AWS Machine Learning Blog
Building a Reliable Text-to-Speech Service with Amazon Polly
Listen to this post Voiced by Amazon Polly |
This is a guest post by Yiannis Philipopoulos, a Software Developer at Bandwidth. In Yiannis’ words: “Bandwidth’s solutions are shaping the future of how we connect with voice and messaging for mobile apps and large-scale, enterprise-level solutions. At the core of Bandwidth’s business-grade Communications Platform as a Service (CPaaS) offering are communication APIs that allow companies to launch and scale next-generation apps and solutions using the nation’s largest VoIP network.”

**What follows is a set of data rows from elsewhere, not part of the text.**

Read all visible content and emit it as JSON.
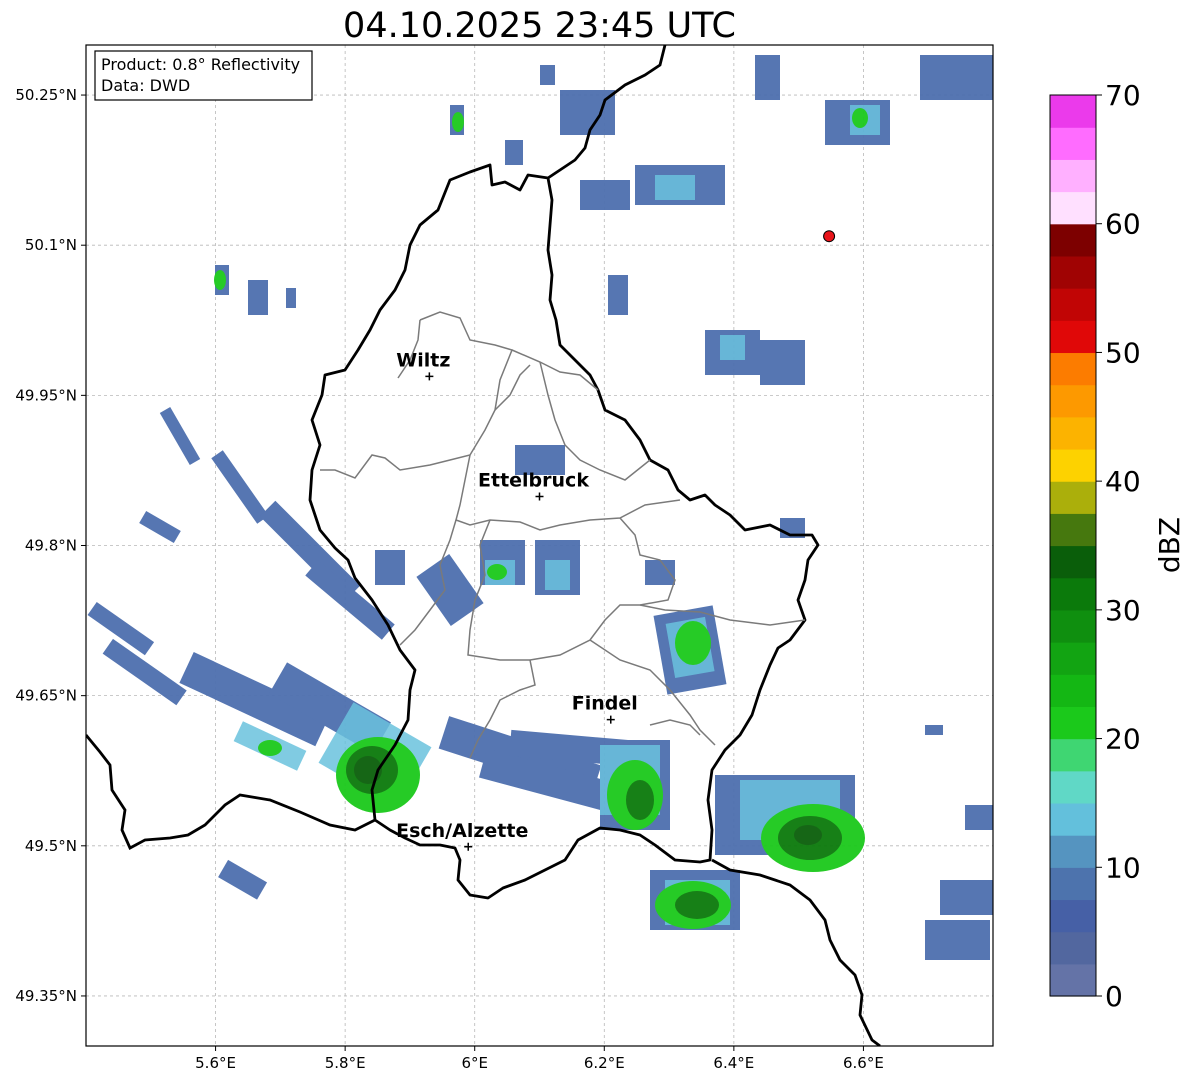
{
  "title": "04.10.2025 23:45 UTC",
  "info_box": {
    "line1": "Product: 0.8° Reflectivity",
    "line2": "Data: DWD"
  },
  "axes": {
    "lon_ticks": [
      "5.6°E",
      "5.8°E",
      "6°E",
      "6.2°E",
      "6.4°E",
      "6.6°E"
    ],
    "lat_ticks": [
      "50.25°N",
      "50.1°N",
      "49.95°N",
      "49.8°N",
      "49.65°N",
      "49.5°N",
      "49.35°N"
    ],
    "lon_values": [
      5.6,
      5.8,
      6.0,
      6.2,
      6.4,
      6.6
    ],
    "lat_values": [
      50.25,
      50.1,
      49.95,
      49.8,
      49.65,
      49.5,
      49.35
    ],
    "xlim": [
      5.4,
      6.8
    ],
    "ylim": [
      49.3,
      50.3
    ],
    "grid": true
  },
  "cities": [
    {
      "name": "Wiltz",
      "lon": 5.93,
      "lat": 49.969
    },
    {
      "name": "Ettelbruck",
      "lon": 6.1,
      "lat": 49.849
    },
    {
      "name": "Findel",
      "lon": 6.21,
      "lat": 49.626
    },
    {
      "name": "Esch/Alzette",
      "lon": 5.99,
      "lat": 49.499
    }
  ],
  "radar_site": {
    "lon": 6.547,
    "lat": 50.109,
    "color": "#e8141a"
  },
  "colorbar": {
    "label": "dBZ",
    "ticks": [
      "0",
      "10",
      "20",
      "30",
      "40",
      "50",
      "60",
      "70"
    ],
    "colors": [
      "#6473a7",
      "#52679f",
      "#4660a6",
      "#4d73ad",
      "#5594c0",
      "#63c0dc",
      "#60d8c6",
      "#3fd672",
      "#1bc91b",
      "#14b714",
      "#12a412",
      "#0f8f0f",
      "#0b7a0b",
      "#0a5e0a",
      "#46780e",
      "#abaf0b",
      "#fdd200",
      "#fcb300",
      "#fd9900",
      "#fc7c00",
      "#e00808",
      "#c10505",
      "#a00303",
      "#7d0000",
      "#ffe0ff",
      "#ffb0ff",
      "#ff6cff",
      "#eb3aeb"
    ]
  },
  "echoes": [
    {
      "lon": 5.88,
      "lat": 49.565,
      "rx": 0.06,
      "ry": 0.045,
      "core": "#0a5e0a"
    },
    {
      "lon": 6.53,
      "lat": 49.5,
      "rx": 0.09,
      "ry": 0.05,
      "core": "#0b7a0b"
    },
    {
      "lon": 6.35,
      "lat": 49.43,
      "rx": 0.07,
      "ry": 0.04,
      "core": "#12a412"
    },
    {
      "lon": 6.24,
      "lat": 49.55,
      "rx": 0.05,
      "ry": 0.05,
      "core": "#14b714"
    },
    {
      "lon": 6.34,
      "lat": 49.7,
      "rx": 0.04,
      "ry": 0.05,
      "core": "#1bc91b"
    },
    {
      "lon": 5.7,
      "lat": 49.62,
      "rx": 0.1,
      "ry": 0.04,
      "core": "#4660a6"
    },
    {
      "lon": 6.1,
      "lat": 49.55,
      "rx": 0.14,
      "ry": 0.04,
      "core": "#4d73ad"
    }
  ]
}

Text-to-speech (TTS) technology is evolving rapidly. Thanks to machine learning, computers’ ability to disambiguate text and combine individual sounds into natural-sounding whole words has improved dramatically. Although Amazon Polly provides excellent TTS at low cost, many still use older TTS technologies because they believe that upgrading to a new system isn’t worth the effort.
Bandwidth’s customers use TTS primarily to vocalize menus, reminders, and order information. Bandwidth’s API lets customers quickly purchase telephone numbers, send texts, make calls, and, create static or dynamic voice messages. In this post, I show how Bandwidth integrated Amazon Polly to provide on-demand TTS capabilities. I also offer some simple suggestions for leveraging Amazon Polly’s ability to cache results.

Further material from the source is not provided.